The broadest and most prevalent error requires the most disinterested
virtue to sustain it. The slight reproach to which the virtue of
patriotism is commonly liable, the noble are most likely to incur.
Those who, while they disapprove of the character and measures of a
government, yield to it their allegiance and support, are undoubtedly
its most conscientious supporters, and so frequently the most serious
obstacles to reform. Some are petitioning the State to dissolve the
Union, to disregard the requisitions of the President. Why do they not
dissolve it themselves,—the union between themselves and the State,—and
refuse to pay their quota into its treasury? Do not they stand in same
relation to the State, that the State does to the Union? And have not
the same reasons prevented the State from resisting the Union, which
have prevented them from resisting the State?
How can a man be satisfied to entertain an opinion merely, and enjoy
_it?_ Is there any enjoyment in it, if his opinion is that he is
aggrieved? If you are cheated out of a single dollar by your neighbor,
you do not rest satisfied with knowing you are cheated, or with saying
that you are cheated, or even with petitioning him to pay you your due;
but you take effectual steps at once to obtain the full amount, and see
that you are never cheated again. Action from principle,—the perception
and the performance of right,—changes things and relations; it is
essentially revolutionary, and does not consist wholly with anything
which was. It not only divided states and churches, it divides
families; aye, it divides the _individual_, separating the diabolical
in him from the divine.
Unjust laws exist: shall we be content to obey them, or shall we
endeavor to amend them, and obey them until we have succeeded, or shall
we transgress them at once? Men generally, under such a government as
this, think that they ought to wait until they have persuaded the
majority to alter them. They think that, if they should resist, the
remedy would be worse than the evil. But it is the fault of the
government itself that the remedy _is_ worse than the evil. _It_ makes
it worse. Why is it not more apt to anticipate and provide for reform?

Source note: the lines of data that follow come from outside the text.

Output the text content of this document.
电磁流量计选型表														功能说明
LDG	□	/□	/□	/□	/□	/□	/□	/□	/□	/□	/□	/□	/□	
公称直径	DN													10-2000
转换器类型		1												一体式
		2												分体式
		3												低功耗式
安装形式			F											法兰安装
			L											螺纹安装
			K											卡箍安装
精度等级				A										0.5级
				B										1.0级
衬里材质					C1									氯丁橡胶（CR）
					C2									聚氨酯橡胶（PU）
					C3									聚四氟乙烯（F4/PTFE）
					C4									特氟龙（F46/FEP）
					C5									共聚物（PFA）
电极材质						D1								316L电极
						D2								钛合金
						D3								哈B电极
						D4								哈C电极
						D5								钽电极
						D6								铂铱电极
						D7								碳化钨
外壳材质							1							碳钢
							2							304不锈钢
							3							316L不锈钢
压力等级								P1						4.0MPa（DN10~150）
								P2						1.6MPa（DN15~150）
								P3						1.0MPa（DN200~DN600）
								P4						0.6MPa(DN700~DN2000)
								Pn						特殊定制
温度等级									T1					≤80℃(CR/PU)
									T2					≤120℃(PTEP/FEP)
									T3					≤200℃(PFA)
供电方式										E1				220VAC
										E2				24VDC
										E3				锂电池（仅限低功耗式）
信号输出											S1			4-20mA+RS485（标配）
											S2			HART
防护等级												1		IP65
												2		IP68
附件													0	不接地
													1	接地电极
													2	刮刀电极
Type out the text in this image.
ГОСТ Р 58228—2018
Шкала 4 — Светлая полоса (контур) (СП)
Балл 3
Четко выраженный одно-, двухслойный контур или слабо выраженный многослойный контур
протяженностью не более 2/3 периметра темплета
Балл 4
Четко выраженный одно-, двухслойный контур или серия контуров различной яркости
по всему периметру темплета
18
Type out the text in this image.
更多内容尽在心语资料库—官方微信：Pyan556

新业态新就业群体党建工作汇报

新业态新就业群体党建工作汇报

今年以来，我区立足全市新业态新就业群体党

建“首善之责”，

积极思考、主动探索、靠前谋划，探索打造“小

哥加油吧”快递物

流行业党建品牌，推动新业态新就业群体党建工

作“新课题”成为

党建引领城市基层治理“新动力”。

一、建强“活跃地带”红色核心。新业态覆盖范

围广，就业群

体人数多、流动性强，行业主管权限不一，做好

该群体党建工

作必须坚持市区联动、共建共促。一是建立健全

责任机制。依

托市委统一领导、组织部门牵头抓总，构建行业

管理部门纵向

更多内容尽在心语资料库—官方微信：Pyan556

Why does it not cherish its wise minority? Why does it cry and resist
before it is hurt? Why does it not encourage its citizens to be on the
alert to point out its faults, and _do_ better than it would have them?
Why does it always crucify Christ, and excommunicate Copernicus and
Luther, and pronounce Washington and Franklin rebels?
One would think, that a deliberate and practical denial of its
authority was the only offence never contemplated by government; else,
why has it not assigned its definite, its suitable and proportionate
penalty? If a man who has no property refuses but once to earn nine
shillings for the State, he is put in prison for a period unlimited by
any law that I know, and determined only by the discretion of those who
placed him there; but if he should steal ninety times nine shillings
from the State, he is soon permitted to go at large again.